R. macinnesi, found in East Africa, was earlier considered as a subspecies of R. hardwickii by some authorities.

==Distribution==
The lesser mouse-tailed bat is found in the following countries :
- Africa : Algeria, Burkina Faso, Chad, Djibouti, Egypt, Eritrea, Ethiopia, Kenya, Libya, Mali, Mauritania, Morocco, Niger, Nigeria, Somalia, Sudan and Tunisia.
- Asia : Afghanistan, Bangladesh, India, Iran, Iraq, Israel, Jordan, Kuwait, Oman, Pakistan, Saudi Arabia, Thailand, and Socotra island of Yemen.

==Habitat==
The lesser mouse-tailed bat is typically found in arid or semi-arid desert habitat, wherever roosts and adequate food may be found. This includes dry scrub, rocky areas, caves, deserted monuments, abandoned buildings, wells and other underground features. They have been recorded in oases and wadi gorges having Tamarix or Nerium oleander vegetation. In the hot summer months, these bats can be found resting in cracks, nooks and even amongst large rocks.

These bats have been recorded in Algeria and Morocco to occur up to altitudes of 1100 m above sea level.

==Diet==
Lesser mouse-tailed bats are insectivorous, feeding primarily on beetles, neuropterans and moths, many of which are considered pests by humans. Their diet is less diverse than other bats with beetles comprising up to 50%.

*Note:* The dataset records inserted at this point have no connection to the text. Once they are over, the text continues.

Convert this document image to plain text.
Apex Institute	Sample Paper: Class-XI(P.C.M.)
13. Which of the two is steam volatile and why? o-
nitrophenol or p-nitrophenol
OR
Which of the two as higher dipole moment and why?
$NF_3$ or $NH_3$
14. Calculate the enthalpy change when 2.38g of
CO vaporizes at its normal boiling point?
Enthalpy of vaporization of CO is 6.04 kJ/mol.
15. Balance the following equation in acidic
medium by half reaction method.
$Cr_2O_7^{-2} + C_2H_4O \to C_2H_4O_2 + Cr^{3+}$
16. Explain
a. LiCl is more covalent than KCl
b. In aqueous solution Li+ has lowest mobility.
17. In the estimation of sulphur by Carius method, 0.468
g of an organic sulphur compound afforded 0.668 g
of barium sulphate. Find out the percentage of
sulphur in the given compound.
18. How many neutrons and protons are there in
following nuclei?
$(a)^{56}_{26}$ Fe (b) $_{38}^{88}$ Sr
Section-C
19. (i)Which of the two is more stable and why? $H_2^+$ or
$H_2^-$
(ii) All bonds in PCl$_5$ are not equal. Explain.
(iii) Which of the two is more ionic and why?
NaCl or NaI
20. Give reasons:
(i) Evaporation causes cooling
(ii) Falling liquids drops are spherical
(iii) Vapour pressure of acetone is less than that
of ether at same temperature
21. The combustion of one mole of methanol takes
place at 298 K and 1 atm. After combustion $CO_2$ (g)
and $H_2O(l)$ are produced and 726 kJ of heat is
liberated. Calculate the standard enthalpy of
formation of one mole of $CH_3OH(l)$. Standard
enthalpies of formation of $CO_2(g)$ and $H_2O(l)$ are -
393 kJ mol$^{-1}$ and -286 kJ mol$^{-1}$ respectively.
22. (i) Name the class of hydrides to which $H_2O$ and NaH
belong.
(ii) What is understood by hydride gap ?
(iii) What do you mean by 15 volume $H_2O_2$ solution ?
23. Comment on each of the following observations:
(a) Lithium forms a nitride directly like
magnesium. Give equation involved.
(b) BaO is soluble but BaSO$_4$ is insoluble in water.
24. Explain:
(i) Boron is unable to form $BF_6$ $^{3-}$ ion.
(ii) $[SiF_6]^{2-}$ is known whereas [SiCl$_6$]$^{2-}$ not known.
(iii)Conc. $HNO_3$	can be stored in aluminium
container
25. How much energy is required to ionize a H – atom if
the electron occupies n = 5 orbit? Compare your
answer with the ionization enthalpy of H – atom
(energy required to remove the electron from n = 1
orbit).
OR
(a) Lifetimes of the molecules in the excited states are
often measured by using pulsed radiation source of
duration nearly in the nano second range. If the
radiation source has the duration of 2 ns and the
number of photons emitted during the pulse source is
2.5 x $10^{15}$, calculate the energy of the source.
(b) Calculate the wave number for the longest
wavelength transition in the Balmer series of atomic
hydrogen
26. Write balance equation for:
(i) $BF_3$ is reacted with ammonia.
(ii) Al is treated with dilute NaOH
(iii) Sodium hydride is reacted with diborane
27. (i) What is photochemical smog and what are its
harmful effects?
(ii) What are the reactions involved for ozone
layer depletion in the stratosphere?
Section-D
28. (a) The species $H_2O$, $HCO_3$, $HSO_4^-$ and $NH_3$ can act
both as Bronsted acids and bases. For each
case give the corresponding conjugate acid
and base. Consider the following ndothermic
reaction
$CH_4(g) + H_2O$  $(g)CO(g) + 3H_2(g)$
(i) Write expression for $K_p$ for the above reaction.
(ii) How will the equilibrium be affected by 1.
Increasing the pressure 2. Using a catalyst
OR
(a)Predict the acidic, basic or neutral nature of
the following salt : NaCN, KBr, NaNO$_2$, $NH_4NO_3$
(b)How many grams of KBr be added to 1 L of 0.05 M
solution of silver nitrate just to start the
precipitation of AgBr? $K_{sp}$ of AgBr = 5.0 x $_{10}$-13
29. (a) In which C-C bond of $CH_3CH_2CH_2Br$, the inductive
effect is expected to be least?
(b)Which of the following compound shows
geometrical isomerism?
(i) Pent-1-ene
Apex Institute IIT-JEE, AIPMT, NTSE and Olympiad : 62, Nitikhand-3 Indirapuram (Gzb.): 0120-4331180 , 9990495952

They accumulate fat in a fold of skin in the lower abdomen, which allows them to survive the winter when insect availability is low.

==Behaviour==
Lesser mouse-tailed bats are well adapted to live in hot, dry climates. They have slits or valves just above their nostrils which they can open or close at will, helping to keep the dust out. The bats have physiological control over their kidneys to reduce water loss. During the hot months, these bats move into covered shelters to escape the heat.

Though the bats are active throughout the year, they survive the winter months, when insect availability is low, by remaining in a torpor. Lesser mouse-tailed bats hunt for insects at heights ranging from 5 to 10 meters off the ground, often being mistaken for birds due to their pattern of swooping and gliding.

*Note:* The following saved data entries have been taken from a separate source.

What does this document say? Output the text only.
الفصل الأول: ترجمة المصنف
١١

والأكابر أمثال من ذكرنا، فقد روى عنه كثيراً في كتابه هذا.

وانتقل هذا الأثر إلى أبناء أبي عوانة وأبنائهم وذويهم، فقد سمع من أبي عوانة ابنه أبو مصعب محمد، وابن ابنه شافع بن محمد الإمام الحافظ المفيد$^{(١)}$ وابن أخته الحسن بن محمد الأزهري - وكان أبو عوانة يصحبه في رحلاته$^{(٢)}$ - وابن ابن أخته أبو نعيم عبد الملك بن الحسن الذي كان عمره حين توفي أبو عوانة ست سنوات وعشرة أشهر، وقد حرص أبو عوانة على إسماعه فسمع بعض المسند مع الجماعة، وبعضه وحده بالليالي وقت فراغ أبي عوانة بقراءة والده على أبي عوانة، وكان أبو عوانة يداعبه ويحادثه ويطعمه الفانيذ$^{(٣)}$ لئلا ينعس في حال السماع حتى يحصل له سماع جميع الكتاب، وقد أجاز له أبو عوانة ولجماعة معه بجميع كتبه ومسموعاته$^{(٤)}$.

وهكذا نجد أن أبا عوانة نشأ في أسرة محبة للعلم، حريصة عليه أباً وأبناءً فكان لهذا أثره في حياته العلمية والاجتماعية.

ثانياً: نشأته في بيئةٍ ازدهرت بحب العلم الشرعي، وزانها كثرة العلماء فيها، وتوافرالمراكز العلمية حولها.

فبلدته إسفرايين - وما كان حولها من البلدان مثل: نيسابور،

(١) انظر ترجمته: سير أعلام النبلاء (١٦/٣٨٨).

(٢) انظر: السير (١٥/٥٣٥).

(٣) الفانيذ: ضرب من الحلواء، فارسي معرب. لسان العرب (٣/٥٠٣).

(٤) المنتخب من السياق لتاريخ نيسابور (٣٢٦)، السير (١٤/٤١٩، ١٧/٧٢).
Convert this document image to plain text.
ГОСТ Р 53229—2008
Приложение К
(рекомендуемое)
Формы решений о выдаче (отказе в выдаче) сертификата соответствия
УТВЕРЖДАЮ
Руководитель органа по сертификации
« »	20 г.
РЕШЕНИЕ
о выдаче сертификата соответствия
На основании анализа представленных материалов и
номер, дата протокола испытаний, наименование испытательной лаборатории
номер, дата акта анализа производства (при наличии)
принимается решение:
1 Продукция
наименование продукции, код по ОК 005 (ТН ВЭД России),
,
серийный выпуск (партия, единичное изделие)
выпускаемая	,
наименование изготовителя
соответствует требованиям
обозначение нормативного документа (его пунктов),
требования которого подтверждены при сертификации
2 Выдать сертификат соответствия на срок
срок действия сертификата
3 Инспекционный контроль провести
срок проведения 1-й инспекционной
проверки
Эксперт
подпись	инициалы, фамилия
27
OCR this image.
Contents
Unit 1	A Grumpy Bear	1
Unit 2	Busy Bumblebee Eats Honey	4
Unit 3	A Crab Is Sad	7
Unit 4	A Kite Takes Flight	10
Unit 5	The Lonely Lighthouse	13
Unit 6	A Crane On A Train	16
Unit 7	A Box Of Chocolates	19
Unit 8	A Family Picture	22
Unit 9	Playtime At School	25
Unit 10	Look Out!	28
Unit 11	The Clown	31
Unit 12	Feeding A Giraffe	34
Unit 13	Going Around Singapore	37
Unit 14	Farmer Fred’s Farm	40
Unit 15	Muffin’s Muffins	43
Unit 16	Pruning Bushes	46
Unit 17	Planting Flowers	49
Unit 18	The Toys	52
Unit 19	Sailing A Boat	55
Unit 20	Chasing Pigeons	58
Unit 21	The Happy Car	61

The bats roost in colonies both small, ranging in size from 4 to 10 individuals, to large, numbering in the thousands. Females tend to group, especially lactating mothers. They hang using both the thumbs and the feet and generally use a shelter for a single day only before moving on.

==Reproduction==
Male lesser mouse-tailed bats mature at sixteen to seventeen months of age. Female bats become sexually mature at nine months of age and are monestrous i.e. they have one oestrus cycle per year. The mating season is generally in the months of February to April. Gestation lasts from 95 to 100 days and only one offspring is produced in a brood, usually in June–July. The young bats take flight at the age of five to six weeks.

==Echolocation==
Lesser mouse-tailed bats are considered to be a primitive bat in terms of echolocation, primarily due to the reason that these bats produce signals with four or more harmonics with limited frequency variation.

The bats make a variety of sounds, primarily constant frequency (CF) sounds of 48 milliseconds duration, with pronounced second harmonics. The choice of frequency depends upon whether the bat is flying alone, in which case the calls have a frequency of 32.5 kHz, or in a group, when the bats choose one of three frequencies, 30, 32.5 and 35 kHz, so as to avoid jamming each other.

While landing or flying around in groups around the roost-site, lesser mouse-tailed bats emit frequency modulated (FM) sounds of 3 ms duration. After landing they produce a multi-harmonic pure tone of 100 ms duration, in which the main frequency predominates.